For North Queensland, where industries are deeply connected to agriculture, mining, defence, tourism, education, construction, logistics, and regional infrastructure, these disruptions are not theoretical. They are already being experienced in real time.
The Rise of the Empowered Workforce
At the same time, the relationship between organisations and employees is fundamentally changing.
The workforce is increasingly seeking flexibility, purpose, autonomy, wellbeing, development opportunities, and stronger workplace culture. In many sectors, employees now have more choice than ever before.
This shift is forcing organisations to rethink leadership, engagement, retention, and culture.

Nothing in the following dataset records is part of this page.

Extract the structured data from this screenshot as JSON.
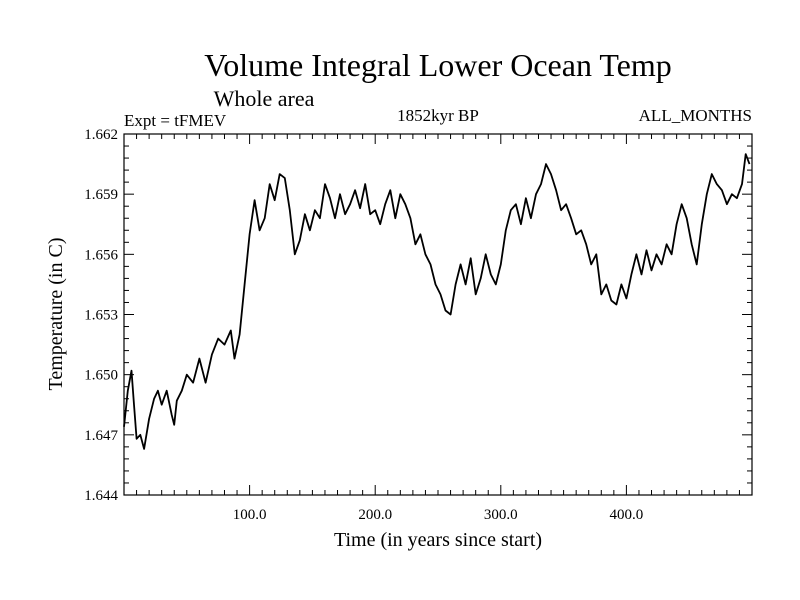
{
  "chart_data": {
    "type": "line",
    "title": "Volume Integral Lower Ocean Temp",
    "subtitle": "Whole area",
    "annotations": {
      "left": "Expt = tFMEV",
      "center": "1852kyr BP",
      "right": "ALL_MONTHS"
    },
    "xlabel": "Time (in years since start)",
    "ylabel": "Temperature (in C)",
    "xlim": [
      0,
      500
    ],
    "ylim": [
      1.644,
      1.662
    ],
    "xticks": [
      100,
      200,
      300,
      400
    ],
    "xtick_labels": [
      "100.0",
      "200.0",
      "300.0",
      "400.0"
    ],
    "yticks": [
      1.644,
      1.647,
      1.65,
      1.653,
      1.656,
      1.659,
      1.662
    ],
    "ytick_labels": [
      "1.644",
      "1.647",
      "1.650",
      "1.653",
      "1.656",
      "1.659",
      "1.662"
    ],
    "grid": false,
    "series": [
      {
        "name": "Temperature",
        "x": [
          0,
          3,
          6,
          8,
          10,
          13,
          16,
          20,
          24,
          27,
          30,
          34,
          38,
          40,
          42,
          46,
          50,
          55,
          60,
          65,
          70,
          75,
          80,
          85,
          88,
          92,
          96,
          100,
          104,
          108,
          112,
          116,
          120,
          124,
          128,
          132,
          136,
          140,
          144,
          148,
          152,
          156,
          160,
          164,
          168,
          172,
          176,
          180,
          184,
          188,
          192,
          196,
          200,
          204,
          208,
          212,
          216,
          220,
          224,
          228,
          232,
          236,
          240,
          244,
          248,
          252,
          256,
          260,
          264,
          268,
          272,
          276,
          280,
          284,
          288,
          292,
          296,
          300,
          304,
          308,
          312,
          316,
          320,
          324,
          328,
          332,
          336,
          340,
          344,
          348,
          352,
          356,
          360,
          364,
          368,
          372,
          376,
          380,
          384,
          388,
          392,
          396,
          400,
          404,
          408,
          412,
          416,
          420,
          424,
          428,
          432,
          436,
          440,
          444,
          448,
          452,
          456,
          460,
          464,
          468,
          472,
          476,
          480,
          484,
          488,
          492,
          495,
          498
        ],
        "values": [
          1.6474,
          1.6492,
          1.6502,
          1.6485,
          1.6468,
          1.647,
          1.6463,
          1.6478,
          1.6488,
          1.6492,
          1.6485,
          1.6492,
          1.648,
          1.6475,
          1.6487,
          1.6492,
          1.65,
          1.6496,
          1.6508,
          1.6496,
          1.651,
          1.6518,
          1.6515,
          1.6522,
          1.6508,
          1.652,
          1.6545,
          1.657,
          1.6587,
          1.6572,
          1.6578,
          1.6595,
          1.6587,
          1.66,
          1.6598,
          1.6582,
          1.656,
          1.6567,
          1.658,
          1.6572,
          1.6582,
          1.6578,
          1.6595,
          1.6588,
          1.6578,
          1.659,
          1.658,
          1.6585,
          1.6592,
          1.6583,
          1.6595,
          1.658,
          1.6582,
          1.6575,
          1.6585,
          1.6592,
          1.6578,
          1.659,
          1.6585,
          1.6578,
          1.6565,
          1.657,
          1.656,
          1.6555,
          1.6545,
          1.654,
          1.6532,
          1.653,
          1.6545,
          1.6555,
          1.6545,
          1.6558,
          1.654,
          1.6548,
          1.656,
          1.655,
          1.6545,
          1.6555,
          1.6572,
          1.6582,
          1.6585,
          1.6575,
          1.6588,
          1.6578,
          1.659,
          1.6595,
          1.6605,
          1.66,
          1.6592,
          1.6582,
          1.6585,
          1.6578,
          1.657,
          1.6572,
          1.6565,
          1.6555,
          1.656,
          1.654,
          1.6545,
          1.6537,
          1.6535,
          1.6545,
          1.6538,
          1.655,
          1.656,
          1.655,
          1.6562,
          1.6552,
          1.656,
          1.6555,
          1.6565,
          1.656,
          1.6575,
          1.6585,
          1.6578,
          1.6565,
          1.6555,
          1.6575,
          1.659,
          1.66,
          1.6595,
          1.6592,
          1.6585,
          1.659,
          1.6588,
          1.6595,
          1.661,
          1.6605
        ]
      }
    ]
  }
}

The traditional command-and-control leadership style is rapidly becoming less effective, particularly in environments where innovation, adaptability, and collaboration are critical.
Kim Seeling Smith argues that future-focused organisations must move from viewing people as “human resources” to building genuinely empowered, connected, and engaged teams.
This is particularly important in regional Australia, where attracting and retaining skilled people remains one of the biggest challenges facing industry and business.
What makes this keynote particularly powerful is that it is not built around fear or doom.
It is about helping leaders understand the forces shaping the future and equipping them with practical strategies to respond proactively rather than reactively.
Kim’s work focuses on helping organisations future-proof leadership, workforce strategy, culture, and innovation capability in environments defined by uncertainty and rapid change.
For North Queensland organisations navigating workforce shortages, technology adoption, productivity pressures, leadership challenges, succession planning, innovation demands, or changing customer expectations, this session will provide practical insight into how organisations can adapt and remain competitive in the years ahead.
The Future Business Forum has been designed to bring together business owners, industry, government, educators, innovators, suppliers, and regional leaders to have practical conversations about the future of business, capability, leadership, and growth in North and North West Queensland.
Kim Seeling Smith’s keynote is expected to be one of the standout sessions of the Forum because it speaks directly to the reality many organisations are already experiencing.
The future is not arriving slowly anymore.
It is already here.
The question is whether organisations are preparing for it quickly enough.